5.28.2004

Green Thumbs

Today my thumbs were green. Granted they got that way by handling grass clippings AND what is actually green are my gardening gloves, but still I think it counts. This year I am tending to my very first veggie garden. Yes I am 31 years old have just planted my very first garden. I've had herb gardens before - in fact I had *the* herb garden at my parent's house my entire High School career. I've had flower gardens. I've just never planted rows of edible results before.

As I obesses over this neat set of mounded rows I find myself wondering why I never did this before. It takes a lot of time from me. I end up watering it daily if its not rained. My brother did the work of turning it and preparing it for me this spring while B was on his business trip. Bro decided that the best way to structure the garden was with raised beds - and so I have raised beds. When the current crop of photos in my camera get developed I'll post a picture of what I'm talking about in the blog. Well raised beds, I'm finding, tend to get dry fairly quickly. Or maybe its just my imagination. Lord knows. Anyway, I am a watering fiend. Luckily the little guy helps me out. Or so he says. He walks next to me holding one the hose about a foot and half below the nozzle and commands me to water 'that one' and then to move on.
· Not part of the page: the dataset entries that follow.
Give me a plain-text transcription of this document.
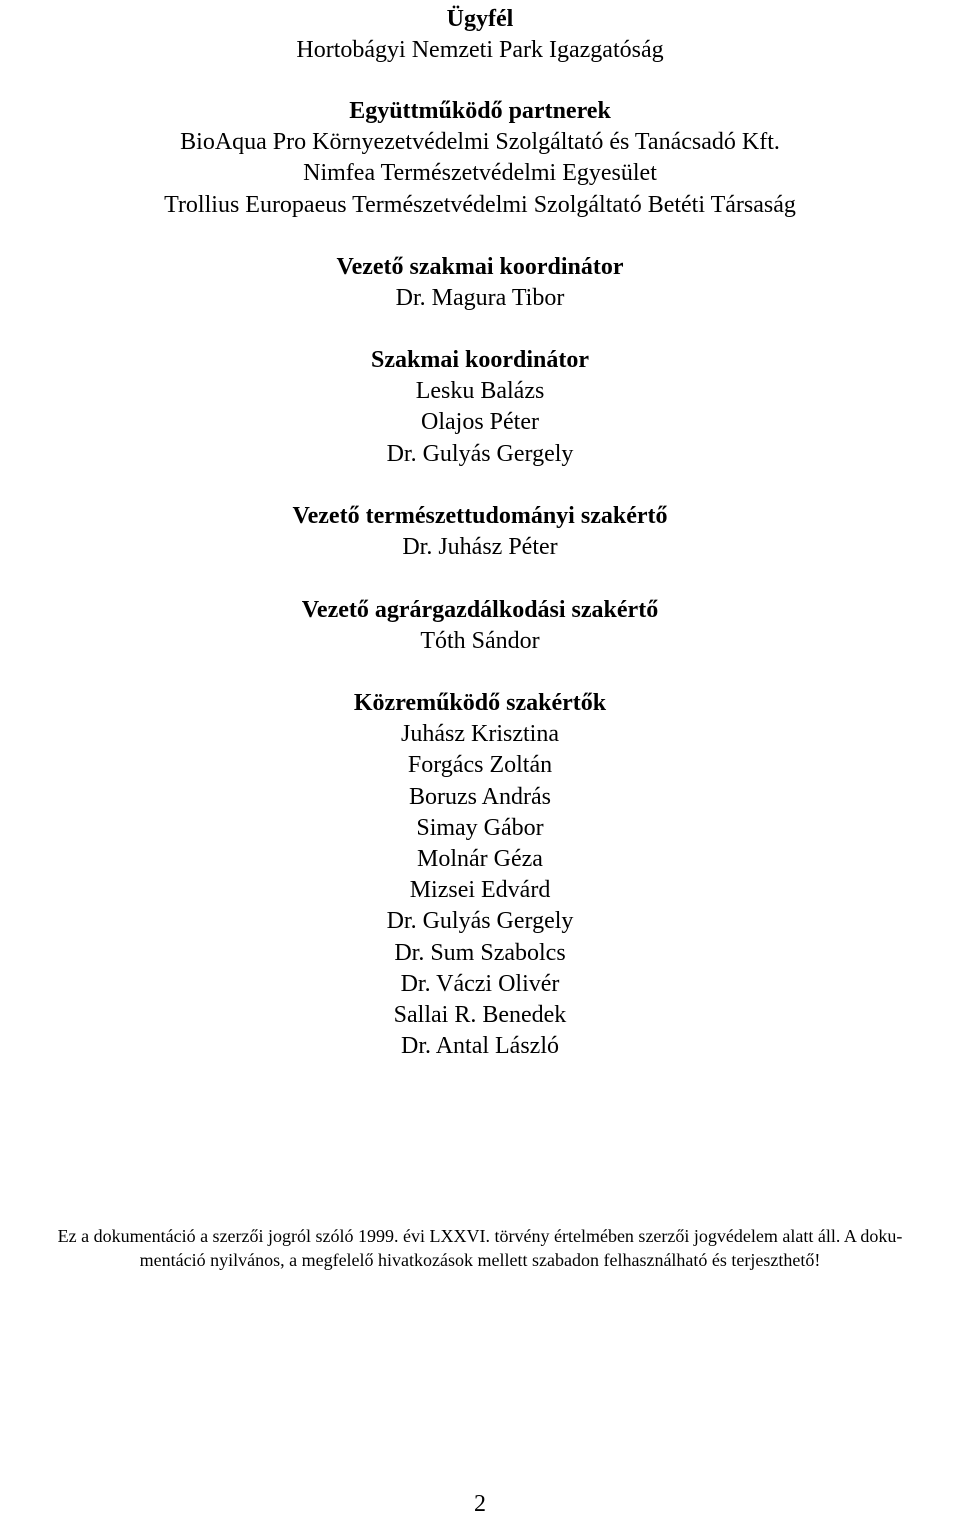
Ügyfél
Hortobágyi Nemzeti Park Igazgatóság
Együttműködő partnerek
BioAqua Pro Környezetvédelmi Szolgáltató és Tanácsadó Kft.
Nimfea Természetvédelmi Egyesület
Trollius Europaeus Természetvédelmi Szolgáltató Betéti Társaság
Vezető szakmai koordinátor
Dr. Magura Tibor
Szakmai koordinátor
Lesku Balázs
Olajos Péter
Dr. Gulyás Gergely
Vezető természettudományi szakértő
Dr. Juhász Péter
Vezető agrárgazdálkodási szakértő
Tóth Sándor
Közreműködő szakértők
Juhász Krisztina
Forgács Zoltán
Boruzs András
Simay Gábor
Molnár Géza
Mizsei Edvárd
Dr. Gulyás Gergely
Dr. Sum Szabolcs
Dr. Váczi Olivér
Sallai R. Benedek
Dr. Antal László
Ez a dokumentáció a szerzői jogról szóló 1999. évi LXXVI. törvény értelmében szerzői jogvédelem alatt áll. A doku-
mentáció nyilvános, a megfelelő hivatkozások mellett szabadon felhasználható és terjeszthető!
2
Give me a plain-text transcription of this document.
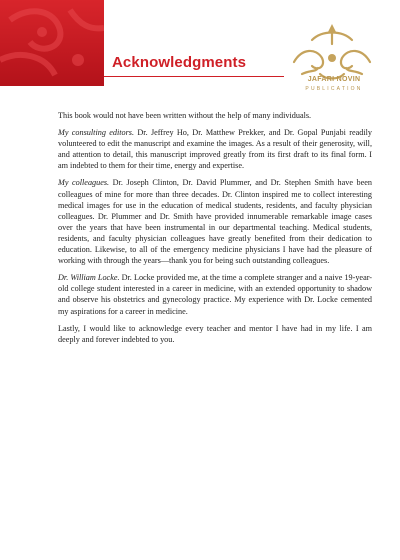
Acknowledgments
JAFARI NOVIN
PUBLICATION

This book would not have been written without the help of many individuals.

My consulting editors. Dr. Jeffrey Ho, Dr. Matthew Prekker, and Dr. Gopal Punjabi readily volunteered to edit the manuscript and examine the images. As a result of their generosity, will, and attention to detail, this manuscript improved greatly from its first draft to its final form. I am indebted to them for their time, energy and expertise.

My colleagues. Dr. Joseph Clinton, Dr. David Plummer, and Dr. Stephen Smith have been colleagues of mine for more than three decades. Dr. Clinton inspired me to collect interesting medical images for use in the education of medical students, residents, and faculty physician colleagues. Dr. Plummer and Dr. Smith have provided innumerable remarkable image cases over the years that have been instrumental in our departmental teaching. Medical students, residents, and faculty physician colleagues have greatly benefited from their dedication to education. Likewise, to all of the emergency medicine physicians I have had the pleasure of working with through the years—thank you for being such outstanding colleagues.

Dr. William Locke. Dr. Locke provided me, at the time a complete stranger and a naive 19-year-old college student interested in a career in medicine, with an extended opportunity to shadow and observe his obstetrics and gynecology practice. My experience with Dr. Locke cemented my aspirations for a career in medicine.

Lastly, I would like to acknowledge every teacher and mentor I have had in my life. I am deeply and forever indebted to you.
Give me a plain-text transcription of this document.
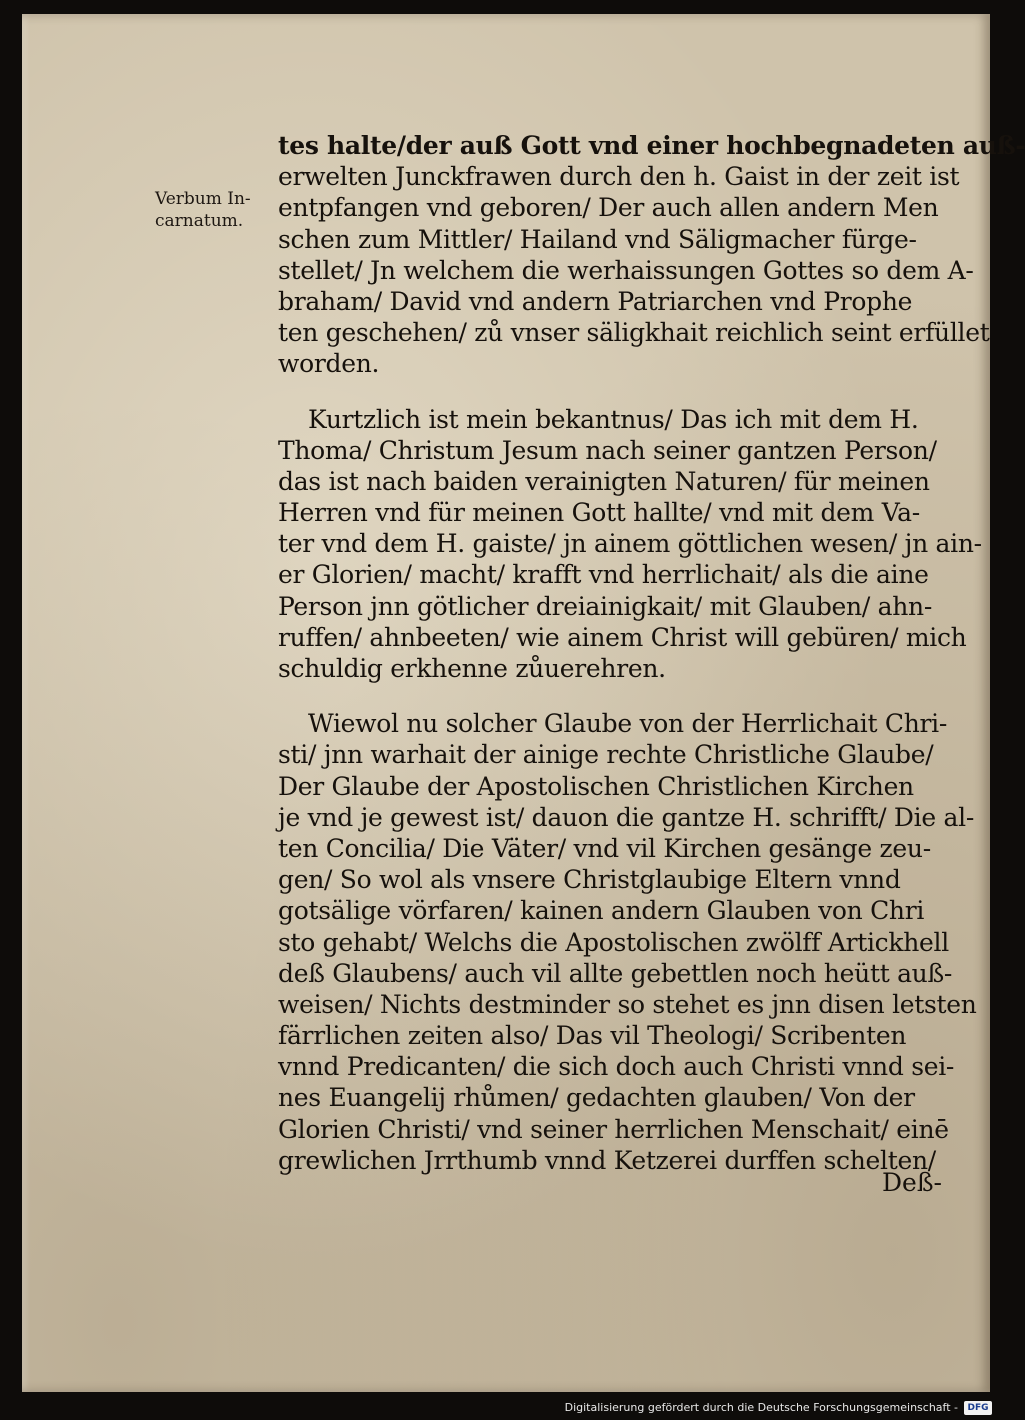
Verbum In-
carnatum.
tes halte/der auß Gott vnd einer hochbegnadeten auß-
erwelten Junckfrawen durch den h. Gaist in der zeit ist
entpfangen vnd geboren/ Der auch allen andern Men
schen zum Mittler/ Hailand vnd Säligmacher fürge-
stellet/ Jn welchem die werhaissungen Gottes so dem A-
braham/ David vnd andern Patriarchen vnd Prophe
ten geschehen/ zů vnser säligkhait reichlich seint erfüllet
worden.
Kurtzlich ist mein bekantnus/ Das ich mit dem H.
Thoma/ Christum Jesum nach seiner gantzen Person/
das ist nach baiden verainigten Naturen/ für meinen
Herren vnd für meinen Gott hallte/ vnd mit dem Va-
ter vnd dem H. gaiste/ jn ainem göttlichen wesen/ jn ain-
er Glorien/ macht/ krafft vnd herrlichait/ als die aine
Person jnn götlicher dreiainigkait/ mit Glauben/ ahn-
ruffen/ ahnbeeten/ wie ainem Christ will gebüren/ mich
schuldig erkhenne zůuerehren.
Wiewol nu solcher Glaube von der Herrlichait Chri-
sti/ jnn warhait der ainige rechte Christliche Glaube/
Der Glaube der Apostolischen Christlichen Kirchen
je vnd je gewest ist/ dauon die gantze H. schrifft/ Die al-
ten Concilia/ Die Väter/ vnd vil Kirchen gesänge zeu-
gen/ So wol als vnsere Christglaubige Eltern vnnd
gotsälige vörfaren/ kainen andern Glauben von Chri
sto gehabt/ Welchs die Apostolischen zwölff Artickhell
deß Glaubens/ auch vil allte gebettlen noch heütt auß-
weisen/ Nichts destminder so stehet es jnn disen letsten
färrlichen zeiten also/ Das vil Theologi/ Scribenten
vnnd Predicanten/ die sich doch auch Christi vnnd sei-
nes Euangelij rhůmen/ gedachten glauben/ Von der
Glorien Christi/ vnd seiner herrlichen Menschait/ einē
grewlichen Jrrthumb vnnd Ketzerei durffen schelten/
Deß-
Digitalisierung gefördert durch die Deutsche Forschungsgemeinschaft -	DFG
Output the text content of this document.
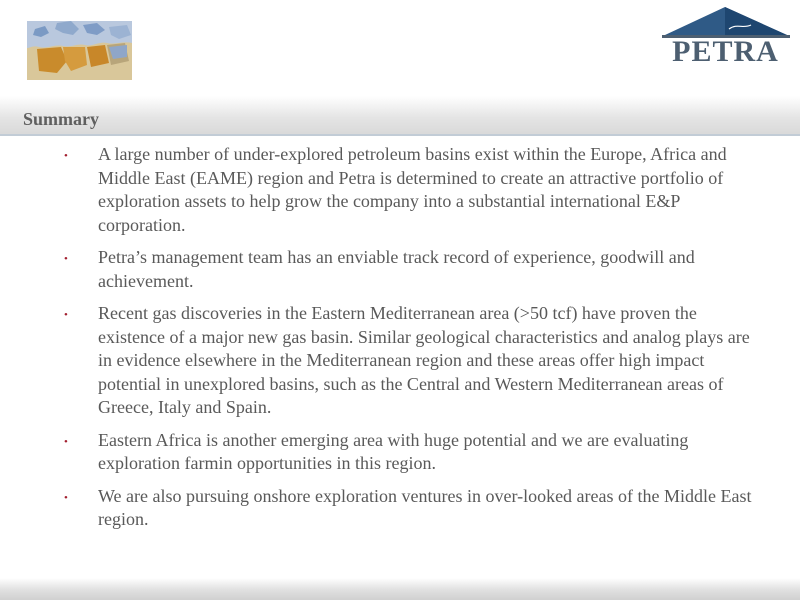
PETRA
Summary
• A large number of under-explored petroleum basins exist within the Europe, Africa and Middle East (EAME) region and Petra is determined to create an attractive portfolio of exploration assets to help grow the company into a substantial international E&P corporation.
• Petra’s management team has an enviable track record of experience, goodwill and achievement.
• Recent gas discoveries in the Eastern Mediterranean area (>50 tcf) have proven the existence of a major new gas basin. Similar geological characteristics and analog plays are in evidence elsewhere in the Mediterranean region and these areas offer high impact potential in unexplored basins, such as the Central and Western Mediterranean areas of Greece, Italy and Spain.
• Eastern Africa is another emerging area with huge potential and we are evaluating exploration farmin opportunities in this region.
• We are also pursuing onshore exploration ventures in over-looked areas of the Middle East region.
I also seem to weed daily. The area my garden is in used to be a row of raggedy, pathetic trees that starved each other for light and nutrients. It was also an area where nothing but vines and weeds grew and we never did much to contend with either until the 'boys' (aka my husband and brother) cut down a few trees and then my brother turned the ground over where the garden would go. I'm convinced the weeds I see today are seeking revenege on us for destorying their parents. I can weed tonight and still go out tomorrow to a garden that looks like I've ignored it for four months. That's ok. It gives me something to do while the little guy plays in the sandbox for the Nth time in a day. Oh, he also helps me weed. He sits in one of the trenches and pulls his little kid gardening tools through the ground pulling up weeds. So far he's very good about understanding what's "real" and what is "evil."

And I tend to experience extreme amounts of pride daily as if the three "W's" - my watering, weeding, and worshiping - really are what make these plants grow like mad. I swear I left for a weekend a way last week and my tomatoes were about 3 inches taller when I got home the following day. I find I take this like its an indication that I'm good at sticking something in the ground and convincing it to produce magic beans or something. Hey, at least I can honestly say that I have douced each plant once already with Miracle Gro and plan on doing so again tomorrow.

Details aside, what I've found most wonderful about gardening is the stress release it provides. Kneeling in cool dirt and pulling weeds I find I forgot whatever it is that has been eating at me. Pinching off early blooms from a tomato plant or retraining my pumpkin vines suddenly takes more focus than that idiot boss of mine and his sexist ways. Watching my son gleefully take handfuls of cut grass and tossing it down around the ever growing produce bearers makes me forget that just moments before he was throwing a fit because I refused to let him have pudding and chocolate for lunch. When I'm in that little space of garden my world s simple. Its pleasant. My biggest concern is whether the thing I'm thinking of pulling is a weed or a baby sunflower plant.

This garden gives me peace and pride - and honestly, what occurs to me now, what means the most quite honestly - is that its given me another thing to share with my children. My son loves to help in the garden. He's selected certain plants that are "his" and he waters them with his little elphant watering can like its all that matters in the world. "I good gardener" he says proudly as he smiles, dirt smudged on his cheek and a weed hanging from his not-yet-two-year-old hand. We stand in our trenches and we find worms to 'pet' and oogle at. We watch butterflies flit by. We collect ladybugs to re-deposit on cumcumber pants. We talk about how things grow and what "good bugs" are and how we can touch but only if we pet nice. Then we talk about how its ok to smush a mosquito. We talk about good foods to eat. Together we stand at the grass' edge and we admire how "our" garden grows. I know that someday he may hate the whole thing. He may roll his eyes when I ask if he wants to help weed. Or not. My brother, now 27 years old, still loves to get down and do the hard work. Turning the garden. Building said raised beds. He likes to help plant. He likes to watch things grow and to tend to it all. Even in his crankiest of days, he'll sit out there with my mom and garden. This is what I cling to. This is what I hope for. That this simple rectangle of land in my yard will become a constant for us too.

Well that, and that my tomatoes taste like real, yummy, Jersey tomatoes and my blueberry bush actually produces fruit. (And for the record, my tiny little blueberry bush has about a dozen green berries growing now!!)